Two of the leading candidates for London mayor are backing a campaign to save the city's ageing but popular Routemaster buses from the wrecker's yard.

Two of the leading candidates for London mayor are backing a campaign to save the city's ageing but popular Routemaster buses from the wrecker's yard.

Ken Livingstone, who hopes to win the Labour nomination, made the retention of the distinctive red double-deckers an early campaign promise. Last week he was joined by Steve Norris, the Conservative candidate. Both men are promising to keep the buses on the road for another 15 years, and to start the hunt for a "son of Routemaster", which, ideally, would be a modern bus which incorporates the best design features of the Fifties original.

This is likely to include the "hop-on, hop-off" open door at the back and, as far as Mr Livingstone is concerned, a conductor. Despite its huge popularity, the Routemaster has just managed to avoid the scrapyard since the Seventies, surviving moves to replace it by London Transport, which favours cheaper, one-man-operated vehicles, and an attempt to ban it as unsafe by Brussels.

It seems that their speed through the traffic has kept London's buses running on the capital's clogged routes.

The latest threat comes from the new cash-free payment system, which London Transport is preparing to introduce in a couple of years' time. A "smart card" for passengers is expected to produce a dramatic improvement in the speed of one-man-operated buses, removing the Routemaster's main advantage at a stroke.

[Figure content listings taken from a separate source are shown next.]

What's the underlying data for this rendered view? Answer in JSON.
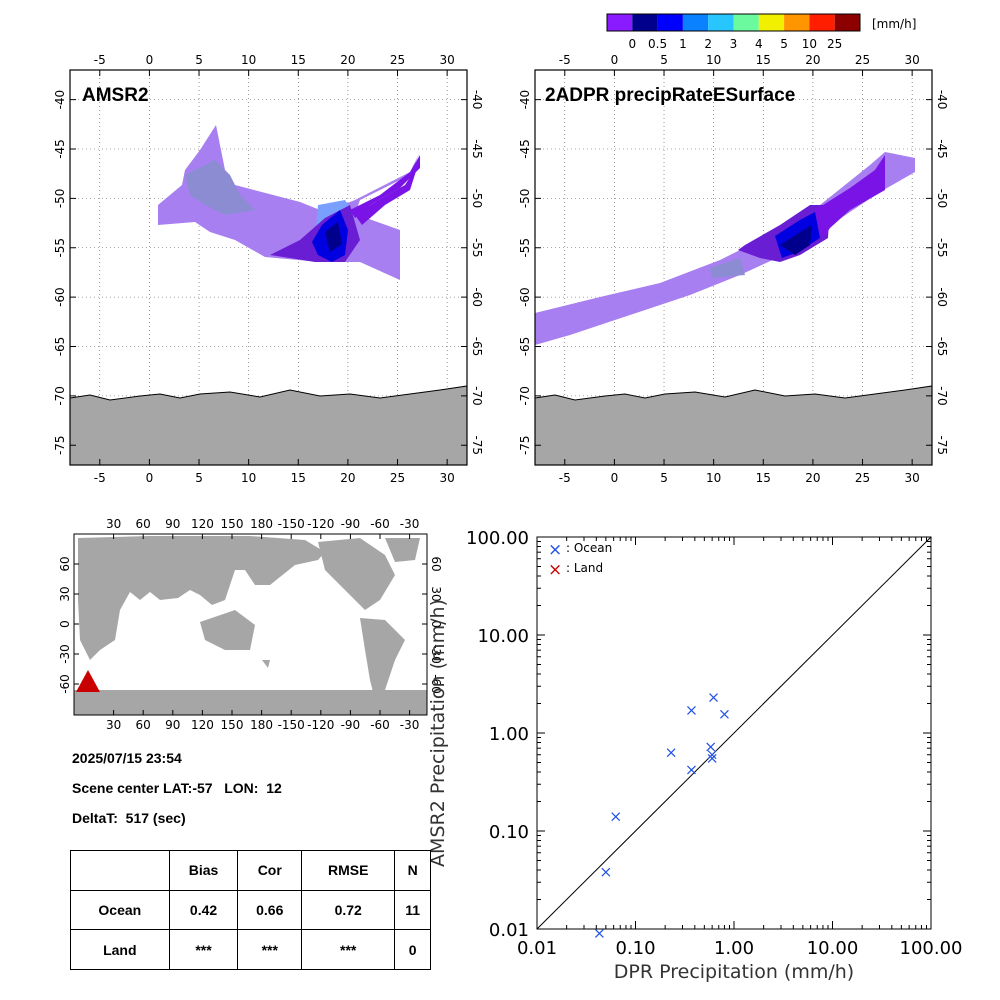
{
  "colorbar": {
    "unit": "[mm/h]",
    "ticks": [
      "0",
      "0.5",
      "1",
      "2",
      "3",
      "4",
      "5",
      "10",
      "25"
    ],
    "colors": [
      "#8a1aff",
      "#00008c",
      "#0000ff",
      "#0a82ff",
      "#27c6ff",
      "#6cfa9e",
      "#f0f000",
      "#ff9600",
      "#ff1e00",
      "#8c0000"
    ]
  },
  "maps": [
    {
      "title": "AMSR2"
    },
    {
      "title": "2ADPR precipRateESurface"
    }
  ],
  "map_axes": {
    "lon_ticks": [
      "-5",
      "0",
      "5",
      "10",
      "15",
      "20",
      "25",
      "30"
    ],
    "lat_ticks": [
      "-40",
      "-45",
      "-50",
      "-55",
      "-60",
      "-65",
      "-70",
      "-75"
    ]
  },
  "world_map": {
    "lon_ticks": [
      "30",
      "60",
      "90",
      "120",
      "150",
      "180",
      "-150",
      "-120",
      "-90",
      "-60",
      "-30"
    ],
    "lat_ticks": [
      "60",
      "30",
      "0",
      "-30",
      "-60"
    ],
    "marker_color": "#c80000"
  },
  "info": {
    "datetime": "2025/07/15 23:54",
    "center": "Scene center LAT:-57   LON:  12",
    "delta": "DeltaT:  517 (sec)"
  },
  "stats_table": {
    "headers": [
      "",
      "Bias",
      "Cor",
      "RMSE",
      "N"
    ],
    "rows": [
      [
        "Ocean",
        "0.42",
        "0.66",
        "0.72",
        "11"
      ],
      [
        "Land",
        "***",
        "***",
        "***",
        "0"
      ]
    ]
  },
  "chart_data": {
    "type": "scatter",
    "xlabel": "DPR Precipitation (mm/h)",
    "ylabel": "AMSR2 Precipitation (mm/h)",
    "scale": "log",
    "xlim": [
      0.01,
      100
    ],
    "ylim": [
      0.01,
      100
    ],
    "tick_labels": [
      "0.01",
      "0.10",
      "1.00",
      "10.00",
      "100.00"
    ],
    "one_to_one_line": true,
    "legend_position": "top-left",
    "series": [
      {
        "name": ": Ocean",
        "color": "#1e50e6",
        "x": [
          0.043,
          0.05,
          0.063,
          0.23,
          0.37,
          0.37,
          0.58,
          0.6,
          0.6,
          0.62,
          0.8
        ],
        "y": [
          0.009,
          0.038,
          0.14,
          0.63,
          0.42,
          1.7,
          0.72,
          0.55,
          0.6,
          2.3,
          1.55
        ]
      },
      {
        "name": ": Land",
        "color": "#c80000",
        "x": [],
        "y": []
      }
    ]
  }
}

And, ominously, there is no guarantee from London Transport that the new technology will be used on the ageing fleet of older buses.

But even with the likely backing of London's mayor, the future of the Routemaster looks grim because, in 2017, the Disability Discrimination Act will make the Routemaster illegal, along with any other bus that cannot be used by people in wheelchairs.

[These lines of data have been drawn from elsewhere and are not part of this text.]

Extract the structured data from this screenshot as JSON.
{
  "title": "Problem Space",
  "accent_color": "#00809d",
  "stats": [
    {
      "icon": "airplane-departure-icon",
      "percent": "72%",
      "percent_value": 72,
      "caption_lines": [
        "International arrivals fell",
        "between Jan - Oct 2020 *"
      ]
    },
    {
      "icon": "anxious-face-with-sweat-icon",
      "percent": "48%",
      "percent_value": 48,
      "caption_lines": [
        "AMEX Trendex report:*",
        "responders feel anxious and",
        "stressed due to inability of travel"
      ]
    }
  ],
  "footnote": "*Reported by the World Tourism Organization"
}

The Routemaster was designed by AEC in Southall and Park Royal and was custom-built for London streets from Meccano-style parts which, over the years, proved endlessly replaceable and interchangeable. Its smooth curves and interior were influenced by industrial designer Douglas Scott. Already running for 40 years, the buses make themselves useful abroad even when not wanted here, carrying tourists in the US and Japan and passengers in Sri Lanka.

News that the Routemaster must, eventually, head for the final terminus has saddened passengers and aficionados alike.

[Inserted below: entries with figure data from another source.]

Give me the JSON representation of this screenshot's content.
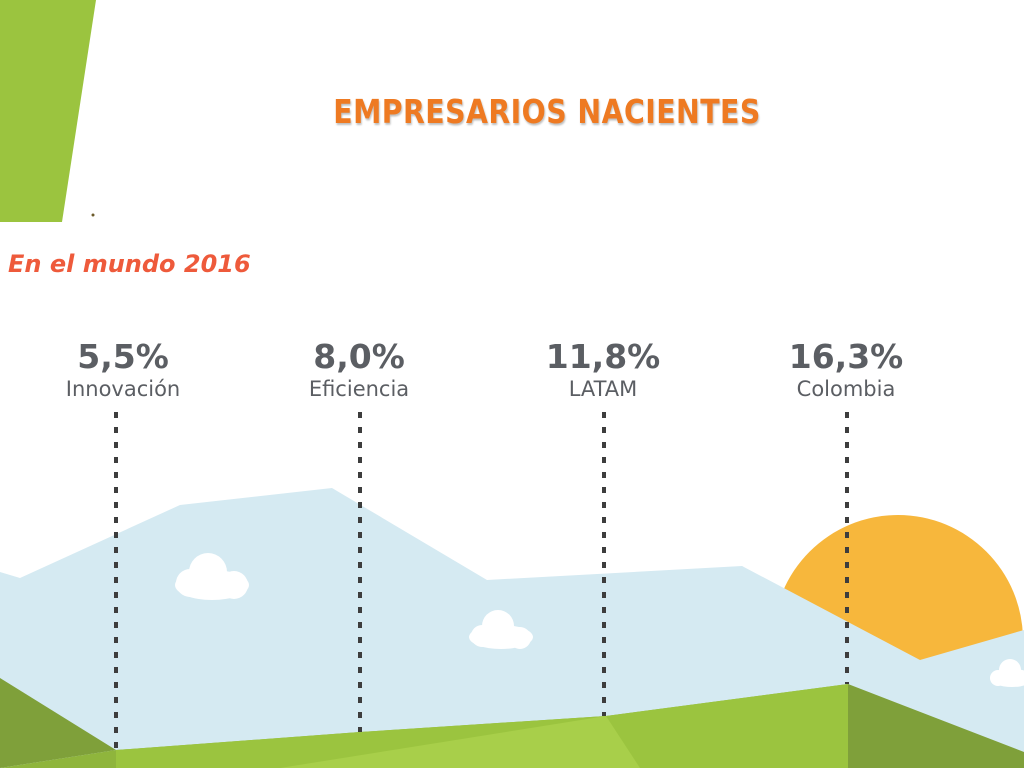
{
  "title": "EMPRESARIOS NACIENTES",
  "subtitle": "En el mundo 2016",
  "stats": [
    {
      "value": "5,5%",
      "label": "Innovación"
    },
    {
      "value": "8,0%",
      "label": "Eficiencia"
    },
    {
      "value": "11,8%",
      "label": "LATAM"
    },
    {
      "value": "16,3%",
      "label": "Colombia"
    }
  ],
  "colors": {
    "accent_green": "#9bc43f",
    "title_orange": "#ee7a22",
    "subtitle_red": "#ee5a3b",
    "stat_gray": "#5b5e63",
    "sky_blue": "#d5eaf2",
    "sun_orange": "#f7b73c"
  },
  "icons": [
    "cloud-icon",
    "sun",
    "mountains",
    "hills"
  ]
}
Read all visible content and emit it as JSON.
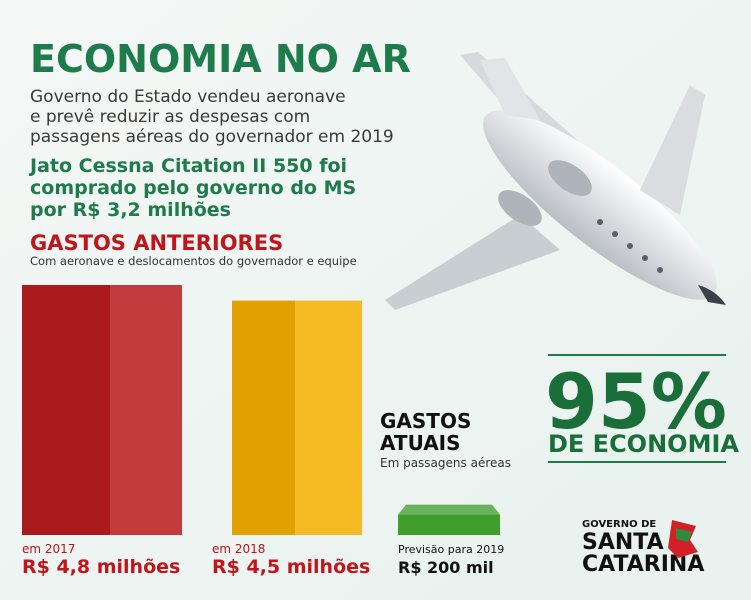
{
  "chart_data": {
    "type": "bar",
    "title": "ECONOMIA NO AR",
    "subtitle": [
      "Governo do Estado vendeu aeronave",
      "e prevê reduzir as despesas com",
      "passagens aéreas do governador em 2019"
    ],
    "headline": [
      "Jato Cessna Citation II 550 foi",
      "comprado pelo governo do MS",
      "por R$ 3,2 milhões"
    ],
    "section_past": "GASTOS ANTERIORES",
    "section_past_note": "Com aeronave e deslocamentos do governador e equipe",
    "section_now": [
      "GASTOS",
      "ATUAIS"
    ],
    "section_now_note": "Em passagens aéreas",
    "highlight": "95%",
    "highlight_note": "DE ECONOMIA",
    "categories": [
      "em 2017",
      "em 2018",
      "Previsão para 2019"
    ],
    "values": [
      4.8,
      4.5,
      0.2
    ],
    "value_labels": [
      "R$ 4,8 milhões",
      "R$ 4,5 milhões",
      "R$ 200 mil"
    ],
    "colors": [
      "#b81d1f",
      "#f5b000",
      "#3f9e2c"
    ],
    "logo": [
      "GOVERNO DE",
      "SANTA",
      "CATARINA"
    ]
  }
}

"They're obviously an icon in London," said Ken Kelling of the London Transport Museum. "We get a lot of interest in them as traditional icons and as a masterpiece of design."

But even the editor of the specialist Classic Bus magazine, Gavin Booth, accepted that, by 2017, their time will have come. "It's good to see old buses still around, but if they're not providing the quality of service then perhaps we have to move on." Apart from which, he explained, by 2017 most of them will have fallen apart.